Thanks to all who have posted for this. I’m about to start treatment, despite diagnosis over a month ago, and am fighting very hard to keep the usual smile on my face.

An intial plus for me is the constant reminder about how great my kids are. Two grown-ups are doing their best, in their own ways, to be supportive. Playing on their own strengths I’m seeing their best sides.

My school-age kids have tidied my house today - bless! I’m a complete slob and they’ve gone and done what I’ve not managed to do for ages, even before diagnosis.

Kids have friends, and those friends have parents. I’m touched by the practical caring from unexpected directions. “Would your girlie like to come and spend the night?
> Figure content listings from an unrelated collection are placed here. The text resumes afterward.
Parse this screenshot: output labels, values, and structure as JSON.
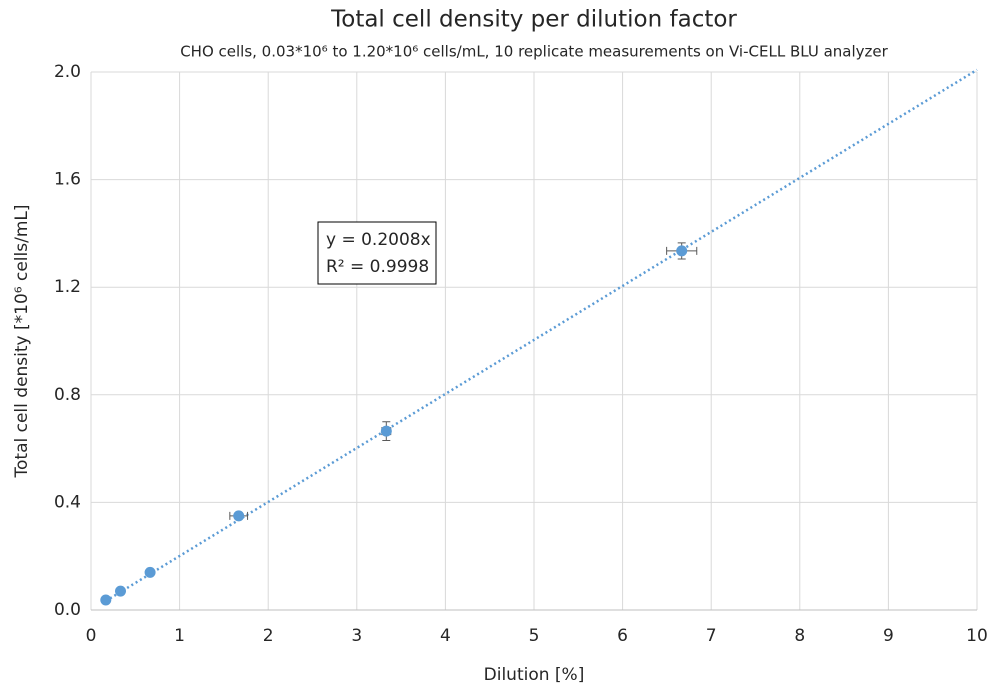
{
  "chart_data": {
    "type": "scatter",
    "title": "Total cell density per dilution factor",
    "subtitle": "CHO cells, 0.03*10⁶ to 1.20*10⁶ cells/mL, 10 replicate measurements on Vi-CELL BLU analyzer",
    "x_label": "Dilution [%]",
    "y_label": "Total cell density [*10⁶ cells/mL]",
    "x": [
      0.167,
      0.333,
      0.667,
      1.667,
      3.333,
      6.667
    ],
    "series": [
      {
        "color": "#5b9bd5",
        "values": [
          0.037,
          0.07,
          0.14,
          0.35,
          0.665,
          1.335
        ],
        "x_errors": [
          0.01,
          0.01,
          0.02,
          0.1,
          0.05,
          0.17
        ],
        "y_errors": [
          0.003,
          0.004,
          0.006,
          0.012,
          0.035,
          0.03
        ]
      }
    ],
    "trendline": {
      "slope": 0.2008,
      "color": "#5b9bd5"
    },
    "annotations": [
      "y = 0.2008x",
      "R² = 0.9998"
    ],
    "xlim": [
      0,
      10
    ],
    "xticks": [
      0,
      1,
      2,
      3,
      4,
      5,
      6,
      7,
      8,
      9,
      10
    ],
    "ylim": [
      0,
      2
    ],
    "yticks": [
      {
        "value": 0,
        "label": "0.0"
      },
      0.4,
      0.8,
      1.2,
      1.6,
      {
        "value": 2,
        "label": "2.0"
      }
    ],
    "grid": true
  }
}
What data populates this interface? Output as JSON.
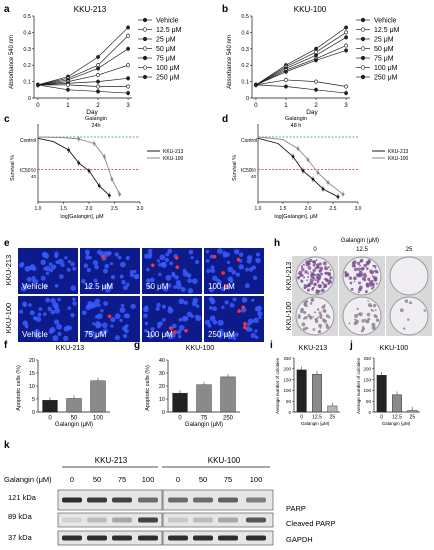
{
  "panels": {
    "a": {
      "letter": "a",
      "title": "KKU-213",
      "ylabel": "Absorbance 540 nm",
      "xlabel": "Day"
    },
    "b": {
      "letter": "b",
      "title": "KKU-100",
      "ylabel": "Absorbance 540 nm",
      "xlabel": "Day"
    },
    "c": {
      "letter": "c",
      "inner_title": "Galangin",
      "inner_sub": "24h",
      "ylabel": "Survival %",
      "xlabel": "log[Galangin], μM",
      "control": "Control",
      "ic50": "IC50",
      "legend": [
        "KKU-213",
        "KKU-100"
      ]
    },
    "d": {
      "letter": "d",
      "inner_title": "Galangin",
      "inner_sub": "48 h",
      "ylabel": "Survival %",
      "xlabel": "log[Galangin], μM",
      "control": "Control",
      "ic50": "IC50",
      "legend": [
        "KKU-213",
        "KKU-100"
      ]
    },
    "e": {
      "letter": "e",
      "row_labels": [
        "KKU-213",
        "KKU-100"
      ],
      "tiles": [
        [
          "Vehicle",
          "12.5 μM",
          "50 μM",
          "100 μM"
        ],
        [
          "Vehicle",
          "75 μM",
          "100 μM",
          "250 μM"
        ]
      ]
    },
    "h": {
      "letter": "h",
      "title": "Galangin (μM)",
      "cols": [
        "0",
        "12.5",
        "25"
      ],
      "row_labels": [
        "KKU-213",
        "KKU-100"
      ]
    },
    "f": {
      "letter": "f",
      "title": "KKU-213",
      "ylabel": "Apoptotic cells (%)",
      "xlabel": "Galangin (μM)"
    },
    "g": {
      "letter": "g",
      "title": "KKU-100",
      "ylabel": "Apoptotic cells (%)",
      "xlabel": "Galangin (μM)"
    },
    "i": {
      "letter": "i",
      "title": "KKU-213",
      "ylabel": "Average number of colonies",
      "xlabel": "Galangin (μM)"
    },
    "j": {
      "letter": "j",
      "title": "KKU-100",
      "ylabel": "Average number of colonies",
      "xlabel": "Galangin (μM)"
    },
    "k": {
      "letter": "k",
      "title_left": "KKU-213",
      "title_right": "KKU-100",
      "conc_label": "Galangin (μM)",
      "concs": [
        "0",
        "50",
        "75",
        "100"
      ],
      "mw": [
        "121 kDa",
        "89 kDa",
        "37 kDa"
      ],
      "bands": [
        "PARP",
        "Cleaved PARP",
        "GAPDH"
      ]
    }
  },
  "growth_legend": [
    "Vehicle",
    "12.5 μM",
    "25 μM",
    "50 μM",
    "75 μM",
    "100 μM",
    "250 μM"
  ],
  "colors": {
    "green": "#2a9d3a",
    "red": "#d62020",
    "dark": "#1a1a1a",
    "gray": "#888888",
    "bar_dark": "#222222",
    "bar_gray": "#8a8a8a",
    "bar_light": "#b5b5b5",
    "fluor_bg": "#0c1a8a",
    "cell_blue": "#3a5cff",
    "cell_red": "#ff3030"
  },
  "chart_data": [
    {
      "id": "a",
      "type": "line",
      "title": "KKU-213",
      "xlabel": "Day",
      "ylabel": "Absorbance 540 nm",
      "x": [
        0,
        1,
        2,
        3
      ],
      "ylim": [
        0,
        0.5
      ],
      "xticks": [
        0,
        1,
        2,
        3
      ],
      "yticks": [
        0,
        0.1,
        0.2,
        0.3,
        0.4,
        0.5
      ],
      "series": [
        {
          "name": "Vehicle",
          "values": [
            0.08,
            0.13,
            0.25,
            0.43
          ]
        },
        {
          "name": "12.5 μM",
          "values": [
            0.08,
            0.12,
            0.2,
            0.38
          ]
        },
        {
          "name": "25 μM",
          "values": [
            0.08,
            0.11,
            0.18,
            0.3
          ]
        },
        {
          "name": "50 μM",
          "values": [
            0.08,
            0.1,
            0.14,
            0.2
          ]
        },
        {
          "name": "75 μM",
          "values": [
            0.08,
            0.09,
            0.1,
            0.12
          ]
        },
        {
          "name": "100 μM",
          "values": [
            0.08,
            0.08,
            0.07,
            0.07
          ]
        },
        {
          "name": "250 μM",
          "values": [
            0.08,
            0.05,
            0.04,
            0.03
          ]
        }
      ]
    },
    {
      "id": "b",
      "type": "line",
      "title": "KKU-100",
      "xlabel": "Day",
      "ylabel": "Absorbance 540 nm",
      "x": [
        0,
        1,
        2,
        3
      ],
      "ylim": [
        0,
        0.5
      ],
      "xticks": [
        0,
        1,
        2,
        3
      ],
      "yticks": [
        0,
        0.1,
        0.2,
        0.3,
        0.4,
        0.5
      ],
      "series": [
        {
          "name": "Vehicle",
          "values": [
            0.08,
            0.2,
            0.3,
            0.43
          ]
        },
        {
          "name": "12.5 μM",
          "values": [
            0.08,
            0.19,
            0.28,
            0.4
          ]
        },
        {
          "name": "25 μM",
          "values": [
            0.08,
            0.18,
            0.26,
            0.37
          ]
        },
        {
          "name": "50 μM",
          "values": [
            0.08,
            0.17,
            0.24,
            0.32
          ]
        },
        {
          "name": "75 μM",
          "values": [
            0.08,
            0.16,
            0.23,
            0.29
          ]
        },
        {
          "name": "100 μM",
          "values": [
            0.08,
            0.11,
            0.1,
            0.07
          ]
        },
        {
          "name": "250 μM",
          "values": [
            0.08,
            0.07,
            0.05,
            0.03
          ]
        }
      ]
    },
    {
      "id": "c",
      "type": "line",
      "xlabel": "log[Galangin], μM",
      "ylabel": "Survival %",
      "xlim": [
        1.0,
        3.0
      ],
      "xticks": [
        1.0,
        1.5,
        2.0,
        2.5,
        3.0
      ],
      "ylim": [
        0,
        120
      ],
      "yticks": [
        40,
        50
      ],
      "series": [
        {
          "name": "KKU-213",
          "x": [
            1.0,
            1.3,
            1.6,
            1.8,
            2.0,
            2.2,
            2.4
          ],
          "values": [
            98,
            93,
            80,
            60,
            48,
            25,
            10
          ]
        },
        {
          "name": "KKU-100",
          "x": [
            1.0,
            1.5,
            1.8,
            2.1,
            2.3,
            2.45,
            2.6
          ],
          "values": [
            100,
            99,
            97,
            90,
            70,
            35,
            12
          ]
        }
      ]
    },
    {
      "id": "d",
      "type": "line",
      "xlabel": "log[Galangin], μM",
      "ylabel": "Survival %",
      "xlim": [
        1.0,
        3.0
      ],
      "xticks": [
        1.0,
        1.5,
        2.0,
        2.5,
        3.0
      ],
      "ylim": [
        0,
        120
      ],
      "yticks": [
        40,
        50
      ],
      "series": [
        {
          "name": "KKU-213",
          "x": [
            1.0,
            1.4,
            1.7,
            1.9,
            2.1,
            2.3,
            2.6
          ],
          "values": [
            98,
            90,
            70,
            48,
            35,
            20,
            8
          ]
        },
        {
          "name": "KKU-100",
          "x": [
            1.0,
            1.5,
            1.8,
            2.0,
            2.2,
            2.4,
            2.7
          ],
          "values": [
            100,
            96,
            82,
            65,
            45,
            30,
            12
          ]
        }
      ]
    },
    {
      "id": "f",
      "type": "bar",
      "title": "KKU-213",
      "categories": [
        "0",
        "50",
        "100"
      ],
      "values": [
        4.5,
        5.2,
        12.0
      ],
      "ylim": [
        0,
        20
      ],
      "yticks": [
        0,
        5,
        10,
        15,
        20
      ]
    },
    {
      "id": "g",
      "type": "bar",
      "title": "KKU-100",
      "categories": [
        "0",
        "75",
        "250"
      ],
      "values": [
        14.5,
        21.0,
        27.0
      ],
      "ylim": [
        0,
        40
      ],
      "yticks": [
        0,
        10,
        20,
        30,
        40
      ]
    },
    {
      "id": "i",
      "type": "bar",
      "title": "KKU-213",
      "categories": [
        "0",
        "12.5",
        "25"
      ],
      "values": [
        195,
        175,
        28
      ],
      "ylim": [
        0,
        250
      ],
      "yticks": [
        0,
        50,
        100,
        150,
        200,
        250
      ]
    },
    {
      "id": "j",
      "type": "bar",
      "title": "KKU-100",
      "categories": [
        "0",
        "12.5",
        "25"
      ],
      "values": [
        170,
        80,
        8
      ],
      "ylim": [
        0,
        250
      ],
      "yticks": [
        0,
        50,
        100,
        150,
        200,
        250
      ]
    }
  ]
}
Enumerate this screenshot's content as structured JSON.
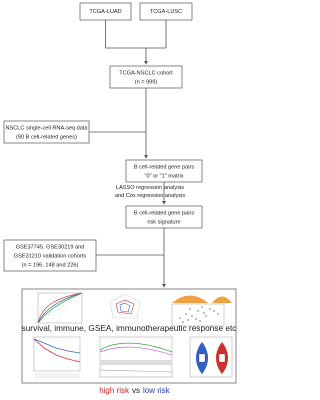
{
  "nodes": [
    {
      "lines": [
        "TCGA-LUAD"
      ]
    },
    {
      "lines": [
        "TCGA-LUSC"
      ]
    },
    {
      "lines": [
        "TCGA-NSCLC cohort",
        "(n = 999)"
      ]
    },
    {
      "lines": [
        "NSCLC single-cell RNA-seq data",
        "(90 B cell-related genes)"
      ]
    },
    {
      "lines": [
        "B cell-related gene pairs",
        "\"0\" or \"1\" matrix"
      ]
    },
    {
      "lines": [
        "LASSO regression analysis",
        "and Cox regression analysis"
      ]
    },
    {
      "lines": [
        "B cell-related gene pairs",
        "risk signature"
      ]
    },
    {
      "lines": [
        "GSE37745, GSE30219 and",
        "GSE31210 validation cohorts",
        "(n = 196, 148 and 226)"
      ]
    },
    {
      "lines": [
        "survival, immune, GSEA, immunotherapeutic response etc"
      ]
    }
  ],
  "legend": {
    "high": "high risk",
    "vs": "vs",
    "low": "low risk"
  }
}
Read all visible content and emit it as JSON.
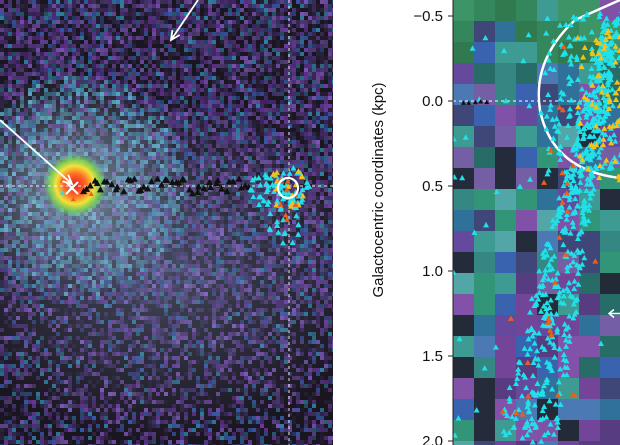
{
  "chart_data": [
    {
      "type": "scatter",
      "panel": "left",
      "title": "",
      "xlabel": "",
      "ylabel": "",
      "grid": false,
      "background": "false-color sky map (purple/blue noise with a bright green-yellow-red source)",
      "series": [
        {
          "marker": "triangle",
          "color": "#111111",
          "description": "black triangles along a horizontal chain"
        },
        {
          "marker": "triangle",
          "color": "#22e0ea",
          "description": "cyan triangles clustered near a circled position"
        },
        {
          "marker": "triangle",
          "color": "#f5c21a",
          "description": "yellow triangles mixed in the cluster"
        },
        {
          "marker": "triangle",
          "color": "#e8601c",
          "description": "orange triangles mixed in the cluster"
        }
      ],
      "annotations": [
        "white arrow toward bright source",
        "white arrow pointing up-left",
        "white circle",
        "white cross",
        "dashed white horizontal line",
        "dashed white vertical line"
      ]
    },
    {
      "type": "scatter",
      "panel": "right",
      "title": "",
      "xlabel": "",
      "ylabel": "Galactocentric coordinates (kpc)",
      "y_ticks": [
        "−0.5",
        "0.0",
        "0.5",
        "1.0",
        "1.5",
        "2.0"
      ],
      "y_tick_values": [
        -0.5,
        0.0,
        0.5,
        1.0,
        1.5,
        2.0
      ],
      "ylim": [
        -0.55,
        2.0
      ],
      "grid": false,
      "background": "coarse pixelated colour map (green/teal/blue/purple/black cells)",
      "series": [
        {
          "marker": "triangle",
          "color": "#22e0ea",
          "description": "dense cyan stream extending downward from the top-right region"
        },
        {
          "marker": "triangle",
          "color": "#f5c21a",
          "description": "yellow triangles concentrated near the top-right"
        },
        {
          "marker": "triangle",
          "color": "#e8601c",
          "description": "orange triangles"
        },
        {
          "marker": "triangle",
          "color": "#111111",
          "description": "a few black triangles on the dashed zero line"
        }
      ],
      "annotations": [
        "white circle arc at top right",
        "dashed white horizontal line at y = 0.0",
        "white arrow pointing left near y ≈ 1.25"
      ]
    }
  ],
  "colors": {
    "cyan": "#22e0ea",
    "yellow": "#f5c21a",
    "orange": "#e8601c",
    "black": "#111111",
    "white": "#ffffff"
  }
}
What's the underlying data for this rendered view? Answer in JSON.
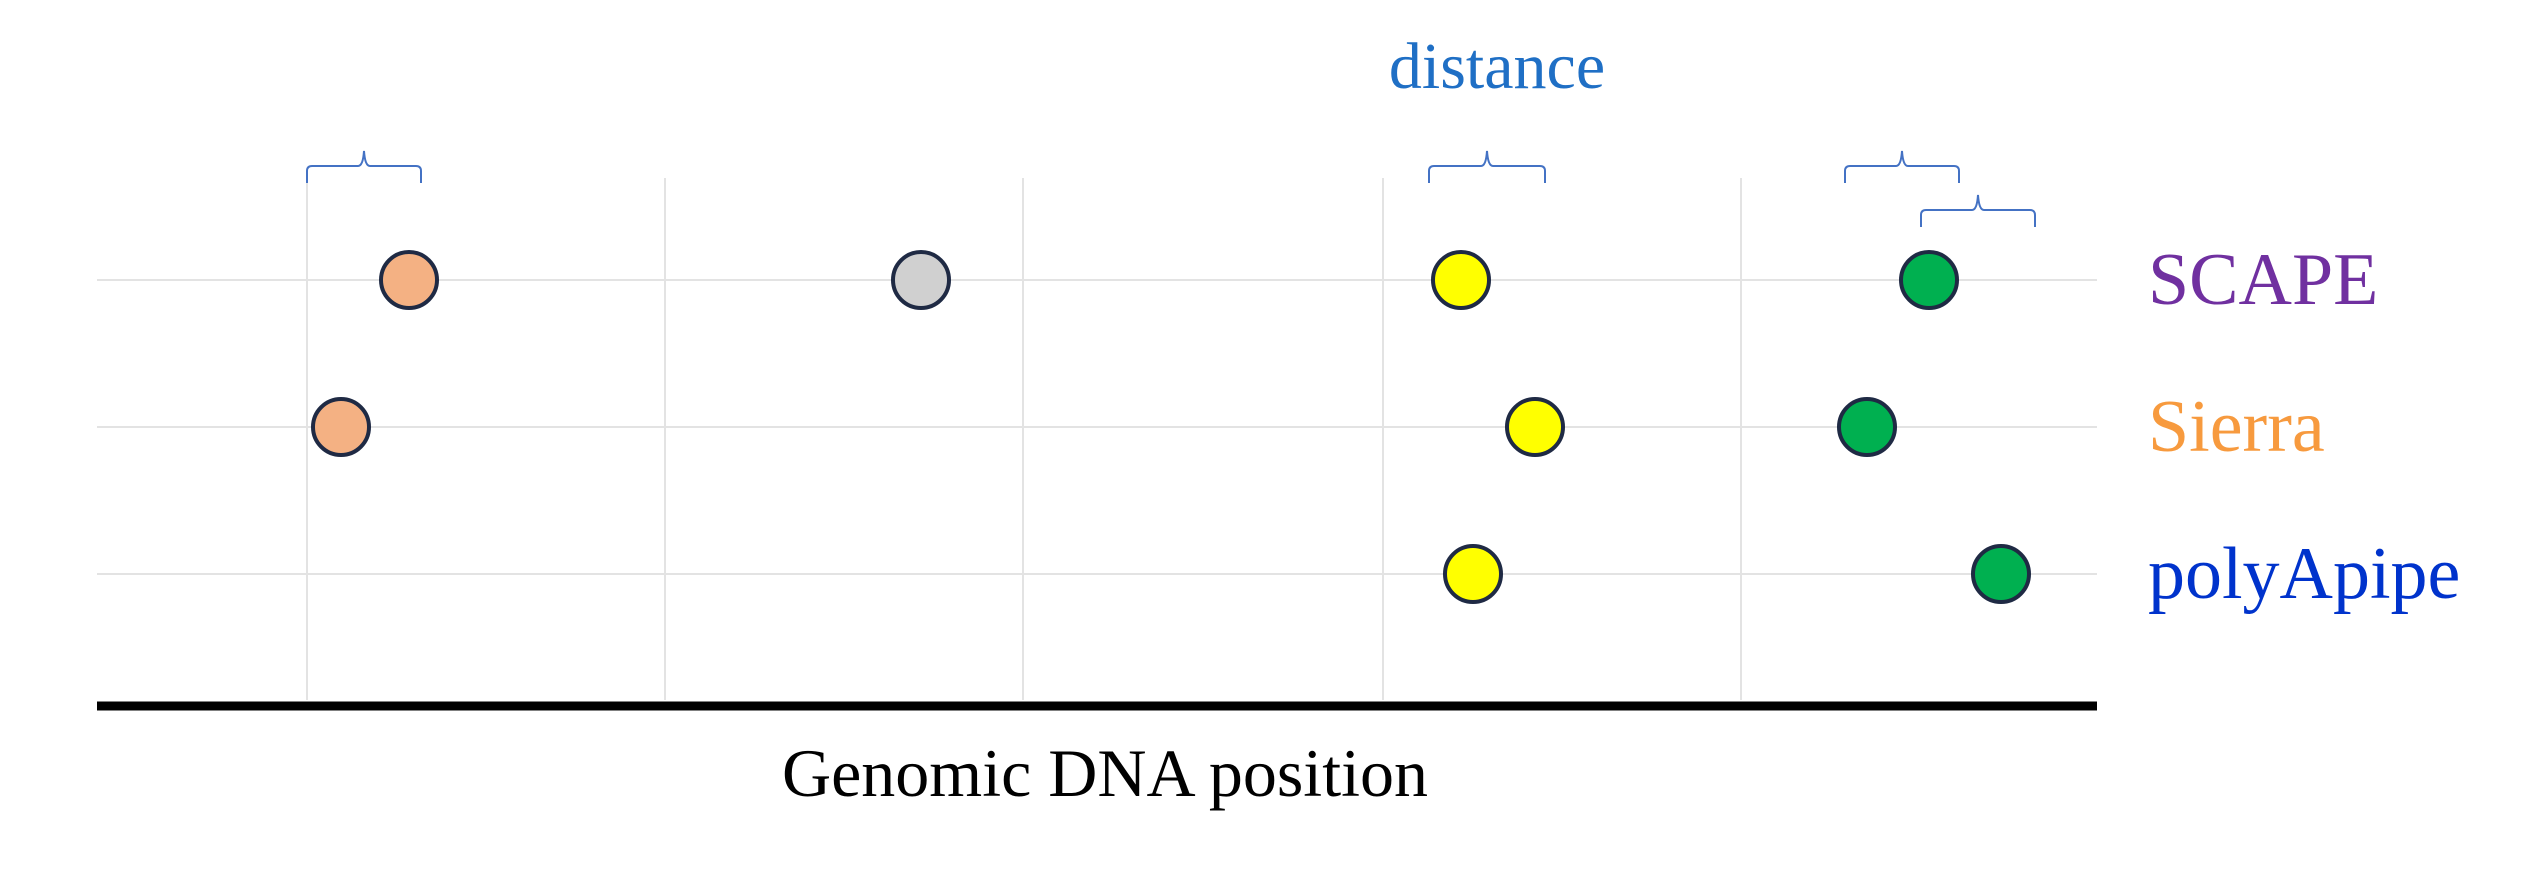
{
  "chart_data": {
    "type": "scatter",
    "title": "",
    "annotation": "distance",
    "xlabel": "Genomic DNA position",
    "ylabel": "",
    "xlim": [
      0,
      100
    ],
    "x_gridlines": [
      10.5,
      28.4,
      46.3,
      64.3,
      82.2
    ],
    "categories": [
      "SCAPE",
      "Sierra",
      "polyApipe"
    ],
    "series": [
      {
        "name": "SCAPE",
        "points": [
          {
            "x": 15.6,
            "color": "#F4B183"
          },
          {
            "x": 41.2,
            "color": "#D0D0D0"
          },
          {
            "x": 68.2,
            "color": "#FFFF00"
          },
          {
            "x": 91.6,
            "color": "#00B050"
          }
        ]
      },
      {
        "name": "Sierra",
        "points": [
          {
            "x": 12.2,
            "color": "#F4B183"
          },
          {
            "x": 71.9,
            "color": "#FFFF00"
          },
          {
            "x": 88.5,
            "color": "#00B050"
          }
        ]
      },
      {
        "name": "polyApipe",
        "points": [
          {
            "x": 68.8,
            "color": "#FFFF00"
          },
          {
            "x": 95.2,
            "color": "#00B050"
          }
        ]
      }
    ],
    "distance_brackets": [
      {
        "from": 10.5,
        "to": 16.2
      },
      {
        "from": 66.6,
        "to": 72.4
      },
      {
        "from": 87.4,
        "to": 93.1
      },
      {
        "from": 91.2,
        "to": 96.9
      }
    ]
  },
  "colors": {
    "SCAPE": "#7030A0",
    "Sierra": "#F79A3E",
    "polyApipe": "#0033CC",
    "annotation": "#1F6FC5",
    "bracket": "#4472C4",
    "grid": "#E3E3E3",
    "axis": "#000000",
    "marker_edge": "#1F2A44"
  }
}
No problem, just let me know, she’s very welcome and a pleasure to have, any time you need it.” Pleasure at how nice some mums are, and pride in how my kids are so good when in other people’s houses.

My upside of cancer is that it has taught me how deep mine and my partners love for each other really is. How to live in the NOW. Probably most of all its taught me how to focus on what really matters.

I have also just found this thread and it’s beautiful. I have found that people I hardly know have quietly supported me in quite oblique ways. I am 52 and work full time and some of the youngsters at work (the same age as my children) have quietly done things I would normally do. We can’t be positive all the time as having cancer is not nice but it’s so heart warming to read these posts

I have reported post - the t shirt certainly is " interesting " !!